Note there’s no relationship between node IDs and the corresponding low values:

[10]:
fig, ax = plt.subplots()
ax.scatter(nodes.data[nodes.unique_id_column], nodes.data.low)
ax.set_xlabel("Node ID")
ax.set_ylabel("Node 'low' Value")
ax.set_title("No relationship between node ID and node 'low' value")
plt.show()
../_images/notebooks_setting_partition_variable_20_0.png

which means if we partition according to node IDs, then each axis should have comparable node color representation (though the within-axis sorting will be preserved):

[11]:
node_id_partition_variable = nodes.create_partition_variable(
    data_column=nodes.unique_id_column,
    cutoffs=3,  # still partition into 3 axes
    labels=["ID A", "ID B", "ID C"],
    partition_variable_name="my_node_id_partition",
)

node_sorted_hp = HivePlot(
    nodes=nodes,
    edges=edges,
    partition_variable=node_id_partition_variable,  # use new partition
    sorting_variables=sorting_variable,
)

# do equivalent plotting to above example
fig, ax = node_sorted_hp.plot(node_kwargs=node_kwargs)

ax.set_title(
    "Node ID Partition Hive Plot",
    y=1.05,
)
plt.show()
../_images/notebooks_setting_partition_variable_22_0.png

Set Partition Variable on an Existing Hive Plot#

For an existing HivePlot, we need change its partition by calling HivePlot.set_partition().

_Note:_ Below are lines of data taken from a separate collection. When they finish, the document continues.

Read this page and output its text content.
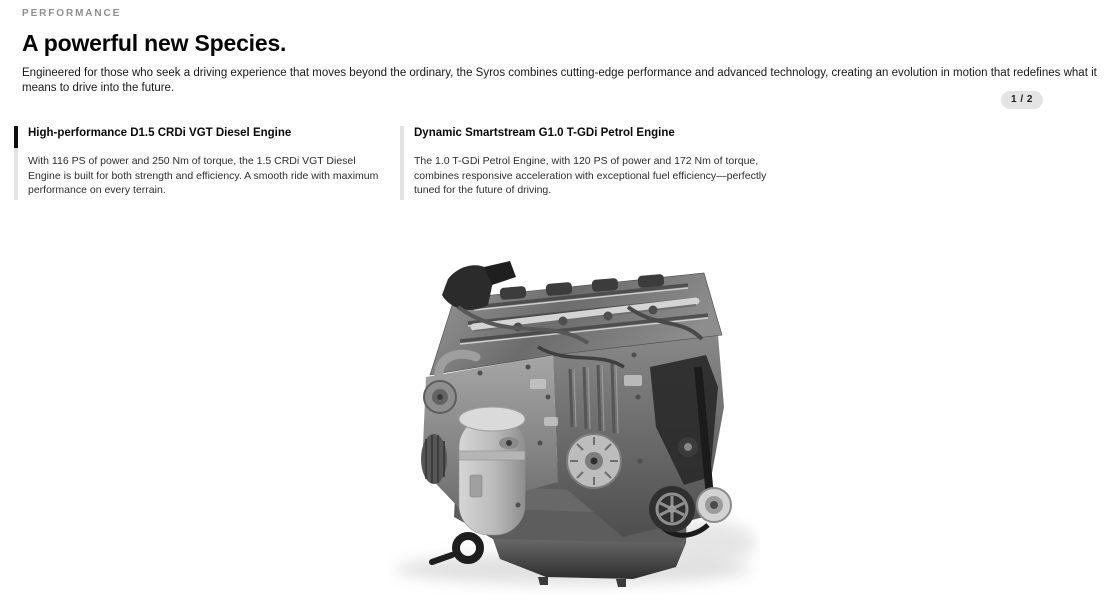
PERFORMANCE
A powerful new Species.

Engineered for those who seek a driving experience that moves beyond the ordinary, the Syros combines cutting-edge performance and advanced technology, creating an evolution in motion that redefines what it means to drive into the future.

1 / 2
High-performance D1.5 CRDi VGT Diesel Engine
With 116 PS of power and 250 Nm of torque, the 1.5 CRDi VGT Diesel Engine is built for both strength and efficiency. A smooth ride with maximum performance on every terrain.
Dynamic Smartstream G1.0 T-GDi Petrol Engine
The 1.0 T-GDi Petrol Engine, with 120 PS of power and 172 Nm of torque, combines responsive acceleration with exceptional fuel efficiency—perfectly tuned for the future of driving.
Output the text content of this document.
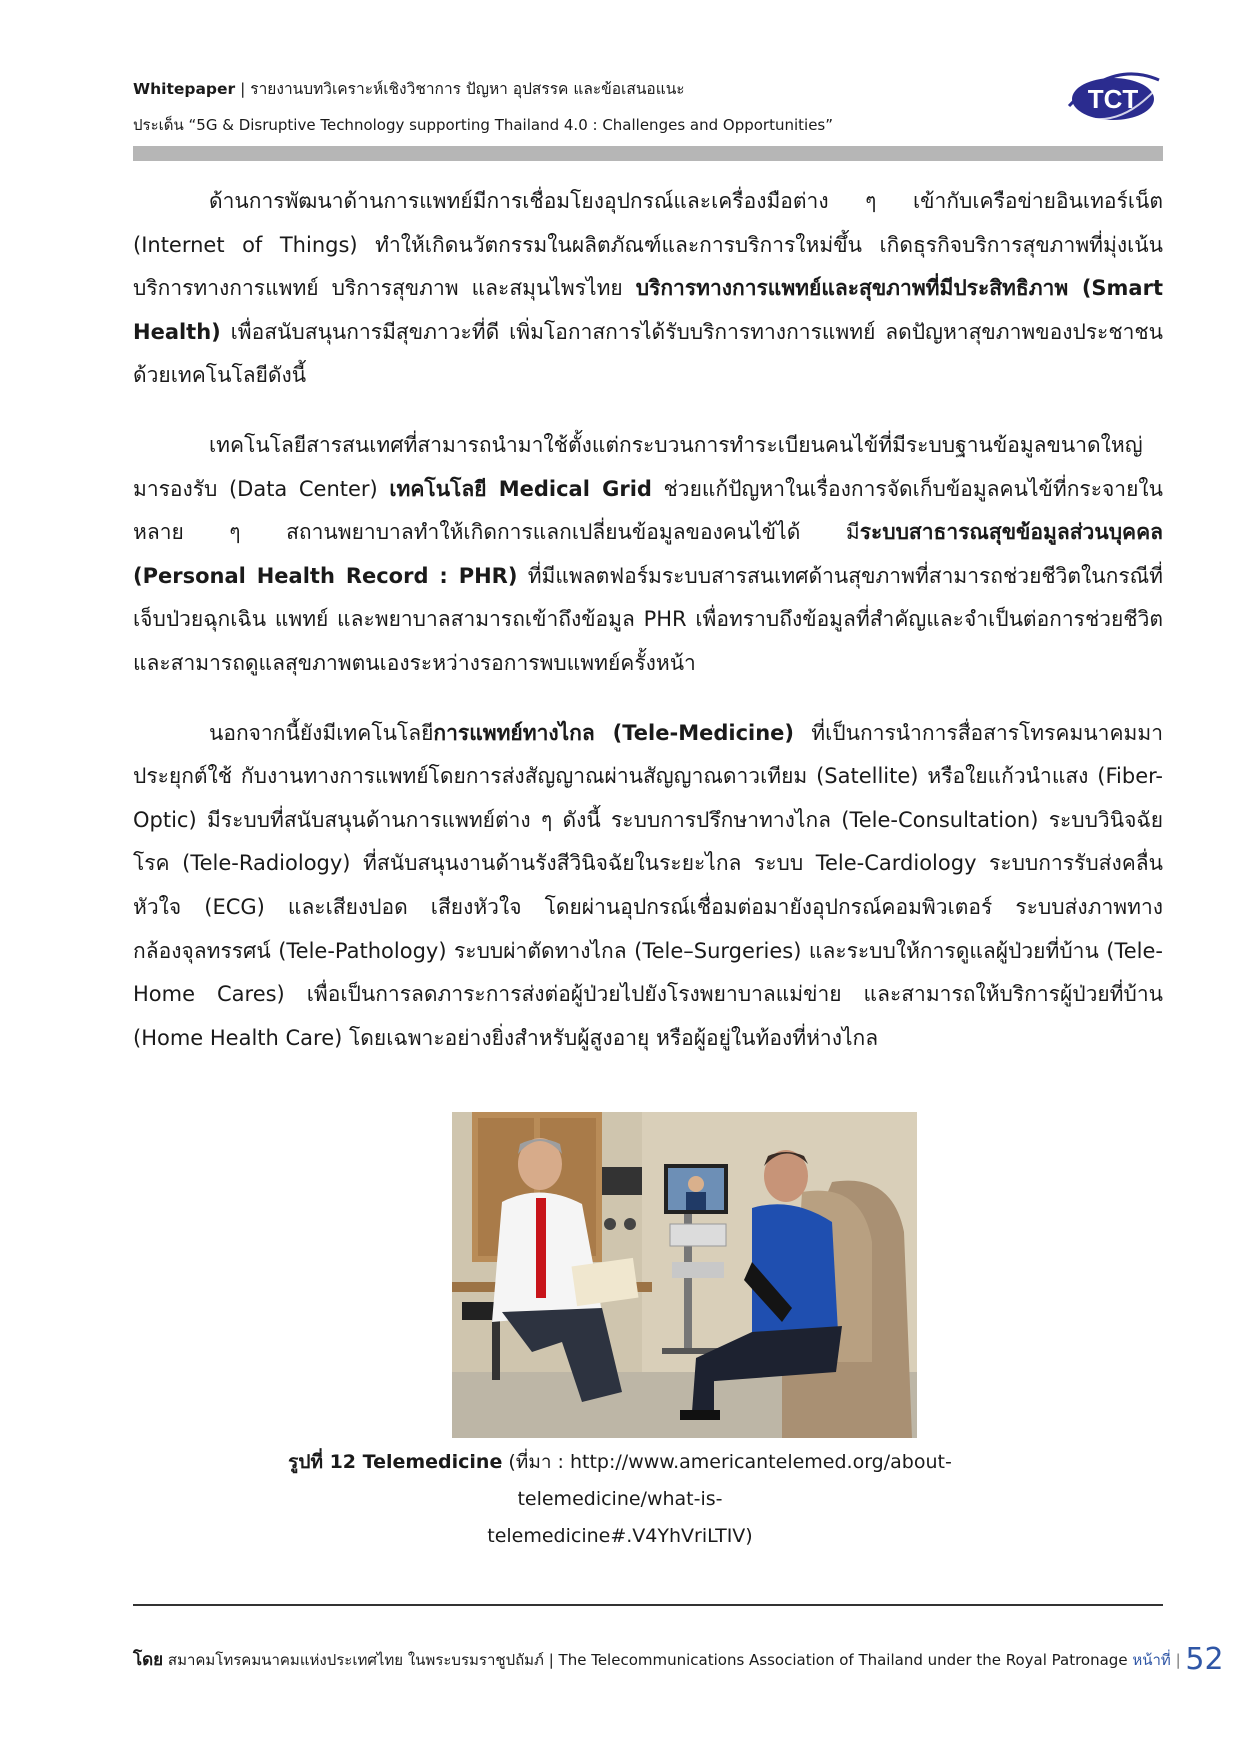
Whitepaper | รายงานบทวิเคราะห์เชิงวิชาการ ปัญหา อุปสรรค และข้อเสนอแนะ
ประเด็น “5G & Disruptive Technology supporting Thailand 4.0 : Challenges and Opportunities”
TCT

ด้านการพัฒนาด้านการแพทย์มีการเชื่อมโยงอุปกรณ์และเครื่องมือต่าง ๆ เข้ากับเครือข่ายอินเทอร์เน็ต (Internet of Things) ทำให้เกิดนวัตกรรมในผลิตภัณฑ์และการบริการใหม่ขึ้น เกิดธุรกิจบริการสุขภาพที่มุ่งเน้นบริการทางการแพทย์ บริการสุขภาพ และสมุนไพรไทย บริการทางการแพทย์และสุขภาพที่มีประสิทธิภาพ (Smart Health) เพื่อสนับสนุนการมีสุขภาวะที่ดี เพิ่มโอกาสการได้รับบริการทางการแพทย์ ลดปัญหาสุขภาพของประชาชนด้วยเทคโนโลยีดังนี้

เทคโนโลยีสารสนเทศที่สามารถนำมาใช้ตั้งแต่กระบวนการทำระเบียนคนไข้ที่มีระบบฐานข้อมูลขนาดใหญ่มารองรับ (Data Center) เทคโนโลยี Medical Grid ช่วยแก้ปัญหาในเรื่องการจัดเก็บข้อมูลคนไข้ที่กระจายในหลาย ๆ สถานพยาบาลทำให้เกิดการแลกเปลี่ยนข้อมูลของคนไข้ได้ มีระบบสาธารณสุขข้อมูลส่วนบุคคล (Personal Health Record : PHR) ที่มีแพลตฟอร์มระบบสารสนเทศด้านสุขภาพที่สามารถช่วยชีวิตในกรณีที่เจ็บป่วยฉุกเฉิน แพทย์ และพยาบาลสามารถเข้าถึงข้อมูล PHR เพื่อทราบถึงข้อมูลที่สำคัญและจำเป็นต่อการช่วยชีวิต และสามารถดูแลสุขภาพตนเองระหว่างรอการพบแพทย์ครั้งหน้า

นอกจากนี้ยังมีเทคโนโลยีการแพทย์ทางไกล (Tele-Medicine) ที่เป็นการนำการสื่อสารโทรคมนาคมมาประยุกต์ใช้ กับงานทางการแพทย์โดยการส่งสัญญาณผ่านสัญญาณดาวเทียม (Satellite) หรือใยแก้วนำแสง (Fiber-Optic) มีระบบที่สนับสนุนด้านการแพทย์ต่าง ๆ ดังนี้ ระบบการปรึกษาทางไกล (Tele-Consultation) ระบบวินิจฉัยโรค (Tele-Radiology) ที่สนับสนุนงานด้านรังสีวินิจฉัยในระยะไกล ระบบ Tele-Cardiology ระบบการรับส่งคลื่นหัวใจ (ECG) และเสียงปอด เสียงหัวใจ โดยผ่านอุปกรณ์เชื่อมต่อมายังอุปกรณ์คอมพิวเตอร์ ระบบส่งภาพทางกล้องจุลทรรศน์ (Tele-Pathology) ระบบผ่าตัดทางไกล (Tele–Surgeries) และระบบให้การดูแลผู้ป่วยที่บ้าน (Tele-Home Cares) เพื่อเป็นการลดภาระการส่งต่อผู้ป่วยไปยังโรงพยาบาลแม่ข่าย และสามารถให้บริการผู้ป่วยที่บ้าน (Home Health Care) โดยเฉพาะอย่างยิ่งสำหรับผู้สูงอายุ หรือผู้อยู่ในท้องที่ห่างไกล

รูปที่ 12 Telemedicine (ที่มา : http://www.americantelemed.org/about-telemedicine/what-is-
telemedicine#.V4YhVriLTIV)
โดย สมาคมโทรคมนาคมแห่งประเทศไทย ในพระบรมราชูปถัมภ์ | The Telecommunications Association of Thailand under the Royal Patronage หน้าที่ | 52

Let’s take our node ID-sorted hive plot from above and switch its partition back to our low_partition_variable_name partition variable that we created above, which is equivalent to our original hive plot partition:

[12]:
node_sorted_hp.set_partition(
    partition_variable=low_partition_variable_name,
    sorting_variables=sorting_variable,  # must specify sorting variables for new partition
)

# do equivalent plotting to original example
fig, ax = node_sorted_hp.plot(node_kwargs=node_kwargs)

plt.show()
../_images/notebooks_setting_partition_variable_24_0.png

Since this partition change requires reallocating all nodes to newly-generated axes, the set_partition() call also requires specifying the sorting_variables parameter. Since we’re drawing new axes with the call, hiveplotlib will not assume how we want to sort and place the nodes on our new axes.

Note, if we were previously considering repeat axes, this call would require us to specify if / which repeat_axes we want. By default, as is done in the instantiation of a HivePlot instance, if not specified, no repeat axes will be drawn.